The question: How does one survive in an institution that can kill your soul? Piper is blond, blue-eyed, terrified, but also an outsider because of an upbringing far removed from the world of most of the other inmates, mainly women of color–young, middle-aged, and old–guilty of crimes undeserving of such long prison sentences. Trying to develop some sort of connection with them as well as with the prison guards, Chapman is determined to learn how to survive and, in the learning process, changes in ways both unexpected and welcomed. Her fiancé (Jason Biggs of “American Pie” fame), a journalist, also changes while separated from Piper.
Each of the thirteen episodes flashes on a different inmate’s backstory: her life before prison. These women’s snapshots interweave with Piper, whose story is the main spine of “Orange is the New Black”. Moments of comedy morph so fast into dramatic, painfully dark scenes the viewer feels whiplashed! Each situation has more than one moral choice, and all choices are lose-lose. And every single inmate has to give up something with unbelievably high stakes. There are narrative arcs and character development to surprise even the most attentive viewer. “Orange is the New Black” is story-telling at its finest.
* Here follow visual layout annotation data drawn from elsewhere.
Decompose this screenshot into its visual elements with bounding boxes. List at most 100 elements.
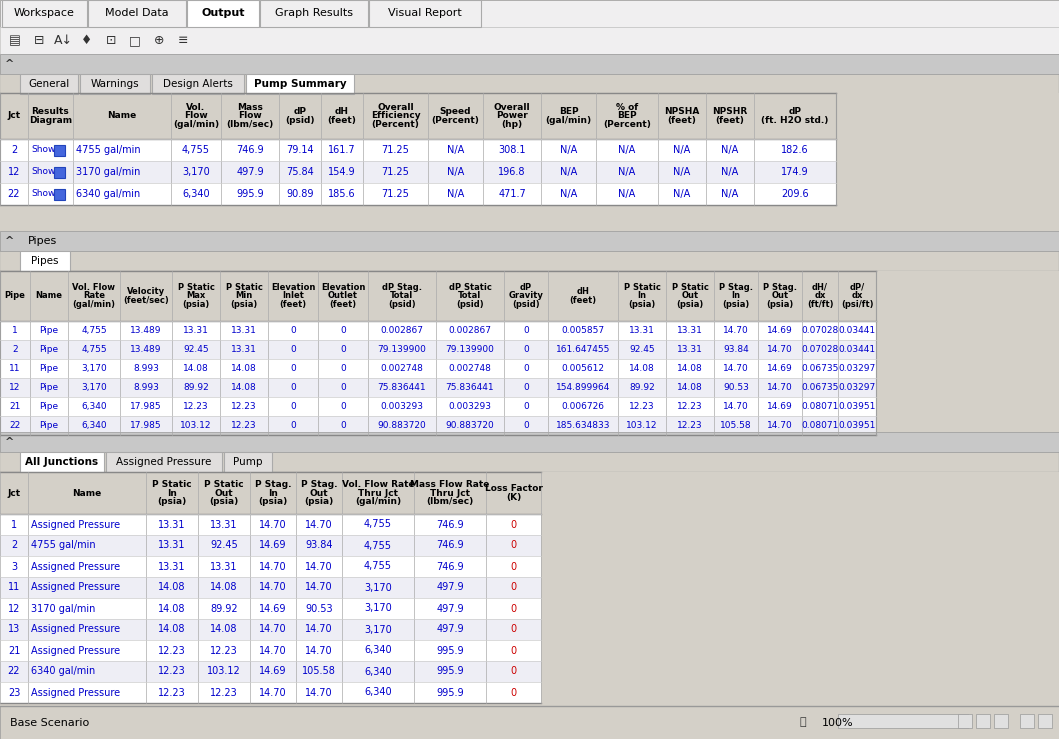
Text: Show: Show — [31, 146, 55, 154]
Bar — [876, 271, 1059, 435]
Text: 3170 gal/min: 3170 gal/min — [31, 604, 95, 613]
Text: 14.70: 14.70 — [767, 421, 793, 430]
Text: 13.31: 13.31 — [677, 326, 703, 335]
Text: Speed: Speed — [439, 107, 471, 116]
Text: Name: Name — [72, 488, 102, 497]
Text: N/A: N/A — [560, 189, 577, 199]
Text: Graph Results: Graph Results — [275, 9, 353, 18]
Text: 0: 0 — [523, 402, 528, 411]
Text: (psid): (psid) — [456, 300, 484, 309]
Text: 0: 0 — [510, 645, 517, 655]
Bar — [54, 188, 65, 200]
Text: 14.08: 14.08 — [158, 582, 185, 593]
Text: 14.70: 14.70 — [259, 582, 287, 593]
Text: 2: 2 — [11, 540, 17, 551]
Text: 2: 2 — [11, 145, 17, 155]
Text: 90.89: 90.89 — [286, 189, 313, 199]
Text: 0.005857: 0.005857 — [561, 326, 605, 335]
Text: 6,340: 6,340 — [82, 402, 107, 411]
Text: In: In — [268, 488, 277, 497]
Text: (psia): (psia) — [767, 300, 793, 309]
Bar — [261, 0, 367, 27]
Text: (psia): (psia) — [210, 497, 238, 506]
Text: 0: 0 — [510, 604, 517, 613]
Text: 12.23: 12.23 — [158, 645, 186, 655]
Text: (psia): (psia) — [158, 497, 186, 506]
Bar — [994, 714, 1008, 728]
Text: 0: 0 — [290, 383, 295, 392]
Bar — [0, 514, 541, 535]
Text: 14.70: 14.70 — [259, 562, 287, 571]
Text: 14.70: 14.70 — [305, 645, 333, 655]
Text: 0: 0 — [510, 667, 517, 676]
Text: (Percent): (Percent) — [372, 120, 419, 129]
Bar — [20, 452, 104, 472]
Text: 209.6: 209.6 — [782, 189, 809, 199]
Text: 14.08: 14.08 — [211, 624, 238, 635]
Text: 0.002748: 0.002748 — [380, 364, 424, 373]
Text: Mass Flow Rate: Mass Flow Rate — [410, 480, 489, 489]
Text: 13.31: 13.31 — [231, 326, 257, 335]
Bar — [2, 0, 87, 27]
Text: 0.07028: 0.07028 — [802, 326, 839, 335]
Text: 21: 21 — [10, 402, 21, 411]
Text: (psia): (psia) — [628, 300, 656, 309]
Text: P Static: P Static — [624, 283, 661, 292]
Text: Pipe: Pipe — [39, 326, 58, 335]
Text: N/A: N/A — [674, 145, 690, 155]
Text: 4,755: 4,755 — [364, 562, 392, 571]
Text: (psia): (psia) — [182, 300, 210, 309]
Bar — [0, 397, 876, 416]
Bar — [0, 251, 1059, 271]
Text: 6,340: 6,340 — [364, 645, 392, 655]
Text: 6,340: 6,340 — [82, 421, 107, 430]
Text: P Stag.: P Stag. — [719, 283, 753, 292]
Text: 13.31: 13.31 — [677, 345, 703, 354]
Text: 3: 3 — [11, 562, 17, 571]
Text: Pump Summary: Pump Summary — [254, 79, 346, 89]
Text: 0: 0 — [340, 383, 346, 392]
Text: 75.84: 75.84 — [286, 167, 313, 177]
Text: 71.25: 71.25 — [381, 189, 410, 199]
Bar — [20, 74, 78, 94]
Text: 89.92: 89.92 — [183, 383, 209, 392]
Text: Assigned Pressure: Assigned Pressure — [31, 520, 120, 530]
Text: 13.31: 13.31 — [211, 562, 238, 571]
Text: Pipe: Pipe — [39, 383, 58, 392]
Text: 0: 0 — [340, 421, 346, 430]
Text: N/A: N/A — [618, 167, 635, 177]
Text: dP: dP — [293, 107, 306, 116]
Text: Gravity: Gravity — [508, 291, 543, 301]
Text: 0: 0 — [290, 364, 295, 373]
Text: 0: 0 — [510, 540, 517, 551]
Text: 746.9: 746.9 — [436, 562, 464, 571]
Text: 4755 gal/min: 4755 gal/min — [31, 540, 95, 551]
Text: 93.84: 93.84 — [305, 540, 333, 551]
Text: N/A: N/A — [721, 189, 738, 199]
Text: dP/: dP/ — [849, 283, 864, 292]
Text: Overall: Overall — [493, 103, 531, 112]
Text: 6340 gal/min: 6340 gal/min — [76, 189, 140, 199]
Text: P Static: P Static — [226, 283, 263, 292]
Text: 22: 22 — [10, 421, 20, 430]
Text: N/A: N/A — [618, 189, 635, 199]
Text: 0: 0 — [510, 582, 517, 593]
Text: 12.23: 12.23 — [231, 421, 257, 430]
Text: Vol.: Vol. — [186, 103, 205, 112]
Text: 0.06735: 0.06735 — [802, 364, 839, 373]
Text: ^: ^ — [5, 59, 15, 69]
Text: 3,170: 3,170 — [364, 604, 392, 613]
Text: Flow: Flow — [184, 112, 208, 120]
Text: Mass: Mass — [237, 103, 263, 112]
Text: Total: Total — [391, 291, 414, 301]
Text: 14.70: 14.70 — [259, 624, 287, 635]
Text: 3,170: 3,170 — [82, 383, 107, 392]
Text: 13.489: 13.489 — [130, 345, 162, 354]
Text: Model Data: Model Data — [105, 9, 168, 18]
Text: N/A: N/A — [674, 189, 690, 199]
Text: 14.69: 14.69 — [767, 364, 793, 373]
Text: (ft/ft): (ft/ft) — [807, 300, 833, 309]
Text: P Static: P Static — [671, 283, 708, 292]
Text: 3170 gal/min: 3170 gal/min — [76, 167, 141, 177]
Text: 0: 0 — [510, 520, 517, 530]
Riveting, spellbinding, and infused with dilemmas at every turn, this new mini-series–written by the superlative Jenji Kohan of “Weeds”—is, I believe, one of the very best ever produced for television at a time when there is a fast-growing bounty of high-quality programs. The opening footage of faces –just eyes and foreheads, then mouths and chins–is like none seen in what Hollywood persuades us to believe human faces are supposed to be like. And the dialog is terse, mesmerizing, and vibrates with nuggets of truth you want to never fail to remember!